- you have an automatic, managed GitHub API token which is useful for automating releases and publishing artifacts and containers
- if your software is cross platform you can run jobs across a variety of OSes and CPU architectures concurrently, e.g. building and testing natively on all platforms
- you have access to a lot of contextual information about what triggered the job and the current state of the repo, which is handy for automating per-PR chores or release automation
- You can integrate some things into the GitHub Web UI, such as having your linter annotate the PR line-by-line with flagged problems, or rendering test failures in the web page so you don't have to scan through a long log for them
- You have a small cache you can use to avoid redownloading/rebuilding files that have not changed between builds
Ideally you do as much as possible in a regular tool that runs locally (make/scripts/whatever) and you use the GitHub CI config for the little bit of glue that you need for the triggers, caching and GitHub integrations
Pipelines are usually just a list of sequential steps. I have been working with a lot of different CI/CD tools and they are among the easiest thing to move from one to another.
One example: for my personal Python projects, I use two GitHub actions named `pypa/gh-action-pypi-publish` [0] and `sigstore/gh-action-sigstore-python` [1] to sign my wheels, publish my wheels to PyPI, and have PyPI attest (and publicly display via check mark [2]) that the uploaded package is tied to my GitHub identity.
How would I even begin migrating this to another forge?
And that’s just a small part of the pipeline.
This is only a small part, but FWIW: you don’t need gh-action-sigstore-python to do the signing; gh-action-pypi-publish will do it automatically for you now.
(Source: I maintain the former and contributed the attestations change to the latter.)
sigstore is not a github action specific tool, you can use the python client with any CI/CD tool runner. You can attest with py_pi attestations and publish with twine.
When migrating the steps don't have to use the same syntax and tools, but for each step you can identify the desired outcome and create it without actions from the gh marketplace on a different CI/CD.
More importantly, you consciously decided to make your pipeline not portable by using gh actions from the marketplace. This is not a requirement nor inevitable.
The question was "GitHub CI YAML vs. pipeline.sh", not "GitHub CI YAML vs. other forge’s YAML."
What I’m trying to say is that if you keep your build logic in `pipeline.sh` (and use GitHub CI only for calling into it), then you’re going to have an easier time migrating to another forge’s CI than in the alternative scenario, i.e. if your build logic is coded in GitHub CI YAML.

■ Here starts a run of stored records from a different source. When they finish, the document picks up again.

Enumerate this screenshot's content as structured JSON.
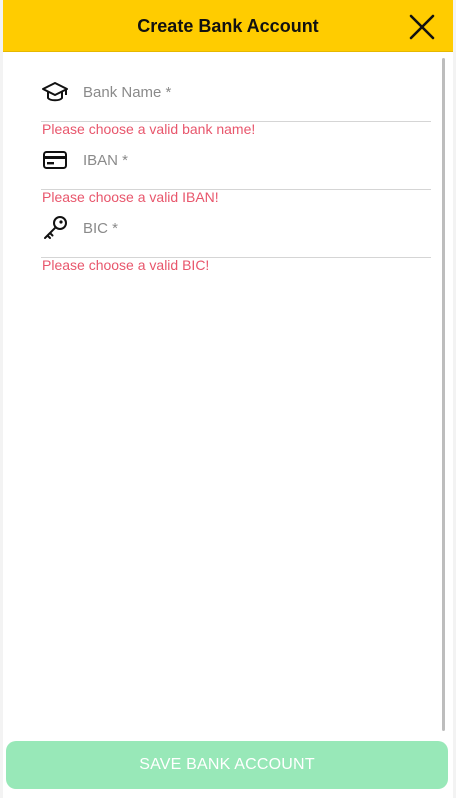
{
  "header": {
    "title": "Create Bank Account",
    "close_icon": "close-icon"
  },
  "form": {
    "bank_name": {
      "icon": "graduation-cap-icon",
      "placeholder": "Bank Name *",
      "value": "",
      "error": "Please choose a valid bank name!"
    },
    "iban": {
      "icon": "credit-card-icon",
      "placeholder": "IBAN *",
      "value": "",
      "error": "Please choose a valid IBAN!"
    },
    "bic": {
      "icon": "key-icon",
      "placeholder": "BIC *",
      "value": "",
      "error": "Please choose a valid BIC!"
    }
  },
  "footer": {
    "save_label": "SAVE BANK ACCOUNT"
  },
  "colors": {
    "header_bg": "#ffcc00",
    "error": "#e8566c",
    "save_button_disabled": "#98e8b8"
  }
}
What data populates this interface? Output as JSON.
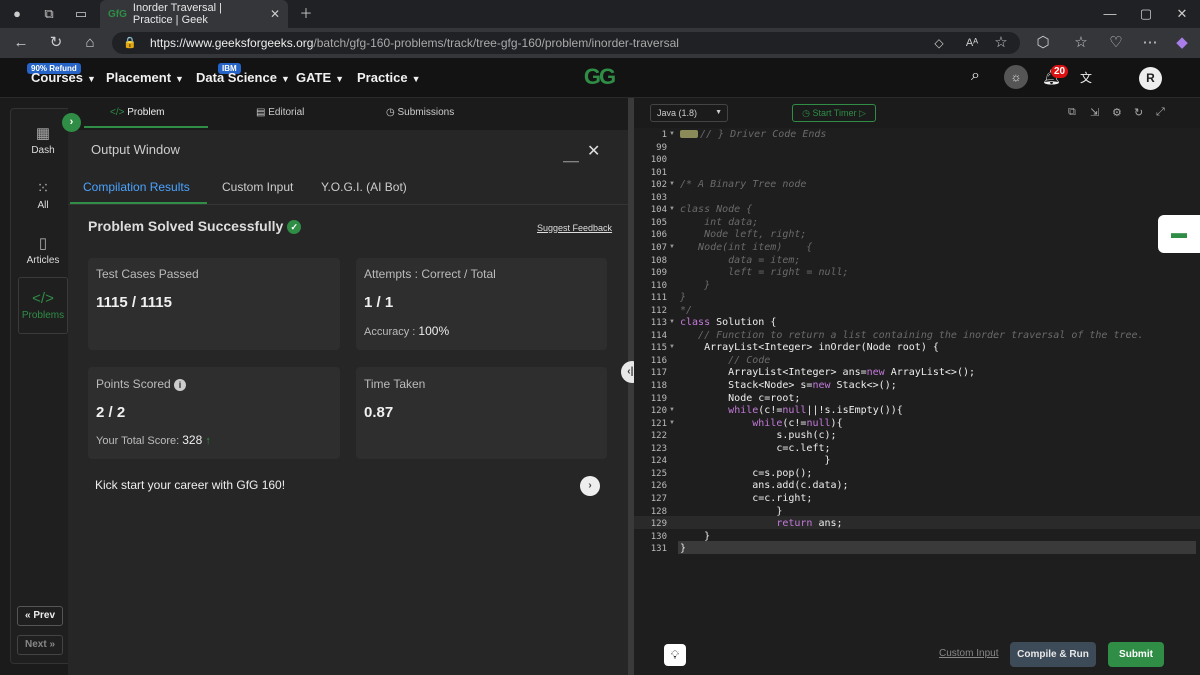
{
  "browser": {
    "tab_title": "Inorder Traversal | Practice | Geek",
    "tab_favicon": "GfG",
    "url_host": "https://www.geeksforgeeks.org",
    "url_path": "/batch/gfg-160-problems/track/tree-gfg-160/problem/inorder-traversal",
    "text_size_icon": "Aᴬ"
  },
  "header": {
    "nav": [
      {
        "label": "Courses",
        "badge": "90% Refund"
      },
      {
        "label": "Placement"
      },
      {
        "label": "Data Science",
        "badge": "IBM"
      },
      {
        "label": "GATE"
      },
      {
        "label": "Practice"
      }
    ],
    "logo": "GG",
    "notification_count": "20",
    "avatar_initial": "R"
  },
  "sidebar": {
    "items": [
      {
        "label": "Dash",
        "icon": "dashboard-icon"
      },
      {
        "label": "All",
        "icon": "grid-icon"
      },
      {
        "label": "Articles",
        "icon": "book-icon"
      },
      {
        "label": "Problems",
        "icon": "code-icon"
      }
    ],
    "prev_label": "« Prev",
    "next_label": "Next »"
  },
  "problem_tabs": {
    "problem": "Problem",
    "editorial": "Editorial",
    "submissions": "Submissions"
  },
  "output": {
    "title": "Output Window",
    "tabs": [
      "Compilation Results",
      "Custom Input",
      "Y.O.G.I. (AI Bot)"
    ],
    "status": "Problem Solved Successfully",
    "suggest_feedback": "Suggest Feedback",
    "cards": {
      "test_cases_label": "Test Cases Passed",
      "test_cases_value": "1115 / 1115",
      "attempts_label": "Attempts : Correct / Total",
      "attempts_value": "1 / 1",
      "accuracy_label": "Accuracy :",
      "accuracy_value": "100%",
      "points_label": "Points Scored",
      "points_value": "2 / 2",
      "total_score_label": "Your Total Score:",
      "total_score_value": "328",
      "time_label": "Time Taken",
      "time_value": "0.87"
    },
    "kick_start": "Kick start your career with GfG 160!"
  },
  "editor": {
    "language": "Java (1.8)",
    "start_timer": "Start Timer",
    "lines": [
      {
        "n": "1",
        "fold": true,
        "code": "// } Driver Code Ends",
        "cls": "cm"
      },
      {
        "n": "99",
        "code": ""
      },
      {
        "n": "100",
        "code": ""
      },
      {
        "n": "101",
        "code": ""
      },
      {
        "n": "102",
        "fold": true,
        "code": "/* A Binary Tree node",
        "cls": "cm"
      },
      {
        "n": "103",
        "code": ""
      },
      {
        "n": "104",
        "fold": true,
        "code": "class Node {",
        "cls": "cm"
      },
      {
        "n": "105",
        "code": "    int data;",
        "cls": "cm"
      },
      {
        "n": "106",
        "code": "    Node left, right;",
        "cls": "cm"
      },
      {
        "n": "107",
        "fold": true,
        "code": "   Node(int item)    {",
        "cls": "cm"
      },
      {
        "n": "108",
        "code": "        data = item;",
        "cls": "cm"
      },
      {
        "n": "109",
        "code": "        left = right = null;",
        "cls": "cm"
      },
      {
        "n": "110",
        "code": "    }",
        "cls": "cm"
      },
      {
        "n": "111",
        "code": "}",
        "cls": "cm"
      },
      {
        "n": "112",
        "code": "*/",
        "cls": "cm"
      },
      {
        "n": "113",
        "fold": true,
        "code": "class Solution {",
        "cls": "ty"
      },
      {
        "n": "114",
        "code": "   // Function to return a list containing the inorder traversal of the tree.",
        "cls": "cm"
      },
      {
        "n": "115",
        "fold": true,
        "code": "    ArrayList<Integer> inOrder(Node root) {",
        "cls": "ty"
      },
      {
        "n": "116",
        "code": "        // Code",
        "cls": "cm"
      },
      {
        "n": "117",
        "code": "        ArrayList<Integer> ans=new ArrayList<>();",
        "cls": "ty"
      },
      {
        "n": "118",
        "code": "        Stack<Node> s=new Stack<>();",
        "cls": "ty"
      },
      {
        "n": "119",
        "code": "        Node c=root;",
        "cls": "ty"
      },
      {
        "n": "120",
        "fold": true,
        "code": "        while(c!=null||!s.isEmpty()){",
        "cls": "ty"
      },
      {
        "n": "121",
        "fold": true,
        "code": "            while(c!=null){",
        "cls": "ty"
      },
      {
        "n": "122",
        "code": "                s.push(c);",
        "cls": "ty"
      },
      {
        "n": "123",
        "code": "                c=c.left;",
        "cls": "ty"
      },
      {
        "n": "124",
        "code": "                        }",
        "cls": "ty"
      },
      {
        "n": "125",
        "code": "            c=s.pop();",
        "cls": "ty"
      },
      {
        "n": "126",
        "code": "            ans.add(c.data);",
        "cls": "ty"
      },
      {
        "n": "127",
        "code": "            c=c.right;",
        "cls": "ty"
      },
      {
        "n": "128",
        "code": "                }",
        "cls": "ty"
      },
      {
        "n": "129",
        "code": "                return ans;",
        "cls": "ty"
      },
      {
        "n": "130",
        "code": "    }",
        "cls": "ty"
      },
      {
        "n": "131",
        "code": "}",
        "cls": "ty"
      }
    ],
    "custom_input": "Custom Input",
    "compile_run": "Compile & Run",
    "submit": "Submit"
  },
  "colors": {
    "accent": "#2f8d46",
    "background": "#1b1b1b",
    "card": "#2e2e2e"
  }
}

Obviously. But then you still have caching, passing data/artifacts between stages, workflow logic (like skipping steps if unnecessary), running on multiple platforms, and exposing test results/coverage to the system you are running in.
Written properly, actually building the software is the least of what the CI is doing.
If your build is simple enough that you don’t need any of that - great. But pretending that the big CI systems never do anything except lock you in is a trifle simplistic.